Projeto de lei (PL) do deputado estadual Marcio Fernandes (MDB) tenta barrar a venda de veículos zero-quilômetro fora das concessionárias. A proposta do parlamentar, que é familiar de donos do Grupo Enzo, que controla a maioria das concessionárias de Campo Grande, tem a intenção de reforçar normas que o Conselho Nacional de Trânsito já permite.
No projeto de Fernandes é estabelecido que somente automóveis que não tiveram nenhum dono serão considerados novos. Ou seja, garagens podem até comprar carros de concessionárias para revenda, mas devem fazê-lo já como seminovos, uma vez que no processo de aquisição são obrigados a se registrarem como os primeiros proprietários.
ÚLTIMAS NOTÍCIAS
Ao justificar o projeto de lei, Marcio Fernandes disse aos pares que a norma, caso seja provada, ajudará a coibir a ação de empresas que participam de licitações cujos editais são para compra de carros zero-quilômetro.
Quando alguma dessas companhias vence, ela compra os carros fora do Estado, onde muitas vezes os impostos são mais baratos, registra em seu nome e depois transfere ao poder público. Na prática, é um carro zero-quilômetro, mas o projeto de Fernandes tem o intuito de barrar essa prática e fará com que o carro, mesmo sem quilometragem, seja considerado um seminovo.
Além disso, segundo Fernandes, essas empresas muitas vezes são cadastradas como pequenos negócios e maquiam o faturamento para se manterem como microempreendedores individuais (MEIs) e pagar carga tributária menor.
Contudo, o Correio do
Estado questionou a assessoria do deputado para saber se a ideia de apresentar o projeto veio de alguma denúncia ou de caso concreto em Mato Grosso do Sul, mas a resposta recebida foi que o PL serve apenas para regulamentar leis federais já existentes.
De certo modo, a norma tornaria mais difícil a aquisição de veículos adaptados, como motos e ambulâncias, porque nesses casos as montadoras só fornecem os veículos e os furgões, e a transformação fica a cargo de empresas especializadas, que os adquirem e fazem as melhorias.

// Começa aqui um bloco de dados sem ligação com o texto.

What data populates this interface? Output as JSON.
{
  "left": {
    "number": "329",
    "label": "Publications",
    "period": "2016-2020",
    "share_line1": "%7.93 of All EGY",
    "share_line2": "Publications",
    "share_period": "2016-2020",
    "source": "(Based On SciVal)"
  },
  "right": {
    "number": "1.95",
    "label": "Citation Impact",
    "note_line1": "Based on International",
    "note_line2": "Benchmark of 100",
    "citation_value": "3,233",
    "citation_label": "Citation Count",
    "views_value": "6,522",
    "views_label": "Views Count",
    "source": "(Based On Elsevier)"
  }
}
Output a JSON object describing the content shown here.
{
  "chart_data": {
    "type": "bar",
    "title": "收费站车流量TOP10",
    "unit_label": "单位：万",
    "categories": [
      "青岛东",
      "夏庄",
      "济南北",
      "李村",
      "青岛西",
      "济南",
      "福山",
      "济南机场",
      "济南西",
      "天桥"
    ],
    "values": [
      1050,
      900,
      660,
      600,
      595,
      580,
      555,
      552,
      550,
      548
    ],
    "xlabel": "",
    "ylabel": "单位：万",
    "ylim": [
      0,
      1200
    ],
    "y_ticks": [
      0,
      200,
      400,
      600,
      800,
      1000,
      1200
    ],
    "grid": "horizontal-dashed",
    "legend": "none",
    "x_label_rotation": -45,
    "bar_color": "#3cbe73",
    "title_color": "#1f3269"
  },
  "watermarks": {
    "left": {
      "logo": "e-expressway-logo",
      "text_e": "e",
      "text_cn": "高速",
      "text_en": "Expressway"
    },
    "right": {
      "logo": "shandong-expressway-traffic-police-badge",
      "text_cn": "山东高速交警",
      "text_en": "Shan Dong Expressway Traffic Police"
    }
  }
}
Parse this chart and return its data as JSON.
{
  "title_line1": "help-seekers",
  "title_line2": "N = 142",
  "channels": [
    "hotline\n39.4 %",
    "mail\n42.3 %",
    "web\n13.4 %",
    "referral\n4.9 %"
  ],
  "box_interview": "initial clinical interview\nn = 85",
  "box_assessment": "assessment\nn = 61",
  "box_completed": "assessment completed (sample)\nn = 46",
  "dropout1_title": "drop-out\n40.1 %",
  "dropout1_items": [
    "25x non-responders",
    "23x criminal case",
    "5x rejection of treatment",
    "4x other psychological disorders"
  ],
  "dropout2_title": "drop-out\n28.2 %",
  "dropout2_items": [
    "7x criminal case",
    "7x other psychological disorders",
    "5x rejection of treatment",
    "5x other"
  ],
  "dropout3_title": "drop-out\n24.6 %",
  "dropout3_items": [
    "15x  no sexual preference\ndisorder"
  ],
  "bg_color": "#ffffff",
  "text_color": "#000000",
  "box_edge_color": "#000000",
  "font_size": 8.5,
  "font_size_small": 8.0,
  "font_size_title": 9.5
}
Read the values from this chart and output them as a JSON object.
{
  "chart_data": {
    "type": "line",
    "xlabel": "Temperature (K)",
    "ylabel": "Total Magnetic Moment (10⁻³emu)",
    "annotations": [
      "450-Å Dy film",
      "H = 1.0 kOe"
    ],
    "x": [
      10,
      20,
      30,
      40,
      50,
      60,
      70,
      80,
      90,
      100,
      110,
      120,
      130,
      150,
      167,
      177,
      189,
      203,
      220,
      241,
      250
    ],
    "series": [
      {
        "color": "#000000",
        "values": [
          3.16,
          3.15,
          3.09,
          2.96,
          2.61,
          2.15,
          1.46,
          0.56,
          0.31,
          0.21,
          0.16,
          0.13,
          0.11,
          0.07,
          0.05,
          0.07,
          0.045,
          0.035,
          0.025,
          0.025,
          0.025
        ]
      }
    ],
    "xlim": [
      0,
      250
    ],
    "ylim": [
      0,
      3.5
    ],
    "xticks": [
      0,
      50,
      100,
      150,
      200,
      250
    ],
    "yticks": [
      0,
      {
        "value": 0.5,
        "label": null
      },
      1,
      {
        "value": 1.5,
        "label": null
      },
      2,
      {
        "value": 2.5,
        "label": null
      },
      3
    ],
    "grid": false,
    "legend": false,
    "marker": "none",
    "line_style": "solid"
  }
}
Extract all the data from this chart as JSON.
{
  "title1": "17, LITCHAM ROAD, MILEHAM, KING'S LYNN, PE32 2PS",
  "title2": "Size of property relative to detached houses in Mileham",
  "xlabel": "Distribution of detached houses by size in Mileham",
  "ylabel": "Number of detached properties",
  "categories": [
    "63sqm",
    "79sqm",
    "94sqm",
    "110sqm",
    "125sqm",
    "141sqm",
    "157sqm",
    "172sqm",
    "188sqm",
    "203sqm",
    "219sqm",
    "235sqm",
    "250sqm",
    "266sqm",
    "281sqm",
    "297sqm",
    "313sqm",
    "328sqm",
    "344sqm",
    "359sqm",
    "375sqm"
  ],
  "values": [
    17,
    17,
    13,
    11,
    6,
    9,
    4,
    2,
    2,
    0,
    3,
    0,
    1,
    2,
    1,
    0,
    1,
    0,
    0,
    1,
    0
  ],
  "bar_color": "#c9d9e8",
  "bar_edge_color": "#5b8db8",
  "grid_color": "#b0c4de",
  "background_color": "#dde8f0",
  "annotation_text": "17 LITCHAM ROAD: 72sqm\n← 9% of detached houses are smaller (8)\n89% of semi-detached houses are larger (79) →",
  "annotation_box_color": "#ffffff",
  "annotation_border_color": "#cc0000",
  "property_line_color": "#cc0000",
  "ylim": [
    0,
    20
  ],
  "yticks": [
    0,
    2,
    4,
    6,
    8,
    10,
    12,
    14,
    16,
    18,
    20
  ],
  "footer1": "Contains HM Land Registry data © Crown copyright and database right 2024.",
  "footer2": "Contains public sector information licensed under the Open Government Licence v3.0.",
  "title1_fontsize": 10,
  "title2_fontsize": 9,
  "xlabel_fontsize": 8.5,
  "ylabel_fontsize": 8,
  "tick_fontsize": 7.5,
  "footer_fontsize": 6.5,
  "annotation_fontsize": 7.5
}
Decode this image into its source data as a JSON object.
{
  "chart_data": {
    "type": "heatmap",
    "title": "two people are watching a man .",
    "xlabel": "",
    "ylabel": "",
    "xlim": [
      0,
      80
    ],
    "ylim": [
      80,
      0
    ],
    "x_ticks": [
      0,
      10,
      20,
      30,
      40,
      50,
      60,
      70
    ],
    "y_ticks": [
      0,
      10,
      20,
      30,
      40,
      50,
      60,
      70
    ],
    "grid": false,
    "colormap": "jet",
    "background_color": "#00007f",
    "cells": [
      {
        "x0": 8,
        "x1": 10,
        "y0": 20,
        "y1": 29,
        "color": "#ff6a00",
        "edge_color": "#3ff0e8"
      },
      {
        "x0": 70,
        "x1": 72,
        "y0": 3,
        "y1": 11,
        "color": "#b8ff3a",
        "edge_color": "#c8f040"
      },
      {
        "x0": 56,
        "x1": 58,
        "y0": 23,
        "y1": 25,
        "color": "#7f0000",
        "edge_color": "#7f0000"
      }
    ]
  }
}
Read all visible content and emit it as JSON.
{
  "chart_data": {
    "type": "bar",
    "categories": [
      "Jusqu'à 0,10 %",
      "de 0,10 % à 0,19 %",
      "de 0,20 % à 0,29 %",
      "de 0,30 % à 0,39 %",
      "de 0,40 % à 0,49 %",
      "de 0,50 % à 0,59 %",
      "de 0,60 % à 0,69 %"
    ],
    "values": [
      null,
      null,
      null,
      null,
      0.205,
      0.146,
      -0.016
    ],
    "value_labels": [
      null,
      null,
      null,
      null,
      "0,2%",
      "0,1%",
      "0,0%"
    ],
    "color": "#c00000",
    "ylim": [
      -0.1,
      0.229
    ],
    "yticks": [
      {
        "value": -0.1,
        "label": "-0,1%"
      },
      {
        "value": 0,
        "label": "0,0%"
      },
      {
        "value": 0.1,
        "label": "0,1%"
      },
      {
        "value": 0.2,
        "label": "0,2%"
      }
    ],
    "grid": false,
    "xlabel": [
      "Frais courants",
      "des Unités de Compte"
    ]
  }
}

Contudo, os editais pedem viaturas zero-quilômetro. Esse caso, em tese, violaria a norma. Ao ser questionada a respeito, a equipe do deputado disse que as transformadoras podem atuar nesse segmento desde que sejam cadastradas para tal.
MAIS DO PROJETO
Só podem ser registrados no Detran-MS e emplacados veículos novos cuja nota fiscal tenha sido emitida por uma concessionária autorizada, seja aqui no Estado, seja em outro lugar.
Isso quer dizer que um cidadão pode ir até São Paulo, por exemplo, adquirir seu carro novo e emplacá-lo em Mato Grosso do Sul, desde que a nota fiscal de compra esteja em nome dele. A lei não afeta o trabalho de garagistas que trabalham com seminovos, desde que informem devidamente os clientes.
É LEGAL?
Para o advogado constitucionalista Sandro Oliveira, o Estado tem sua economia fundamentada na livre iniciativa, que contém, por outro lado, uma série de mecanismos de contenção de abusos contra o consumidor e mesmo contra a administração pública.
“O PL que tramita na Assembleia Legislativa de Mato Grosso do Sul à primeira vista poderia estar em conflito com o princípio da livre concorrência, mas isso seria possível afirmar se estivéssemos falando de venda ao consumidor final sul-mato-grossense, e não à administração pública”, disse ao Correio do Estado.
Segundo o advogado, a Constituição reconhece a necessidade de tratamento diferenciado para empresas de pequeno porte, desde que “constituídas sob as leis brasileiras”.
“A Lei 6.729/79 precisa ser lida com cuidado, pois não me parece compatível com a Carta de 1988 limitar a venda de veículos novos apenas às redes concessionárias quando falamos em venda ao consumidor final que não seja a administração pública”, explica.
A justificativa do PL, conforme Oliveira, não tratou de afirmar a competência legislativa estadual, apenas disse que a propositura “visa regular e garantir a aplicação da lei federal”. “Com o devido respeito, não é a melhor técnica, pois é necessário deixar claro a competência legislativa estadual sobre a matéria”, pontua.
Oliveira tem dúvidas sobre a competência legislativa do Estado sobre a matéria, mas afirma que “seria necessário mais tempo para uma análise mais adequada, mas a ausência na justificativa da afirmação da competência pode ser um indicativo de que também há incerteza por parte do autor do PL sobre a competência estadual”.
O projeto foi apresentado no dia 18 de fevereiro e está tramitando na Comissão de Constituição, Justiça e Redação (CCJR), sob a relatoria do deputado estadual Professor Rinaldo (PSDB).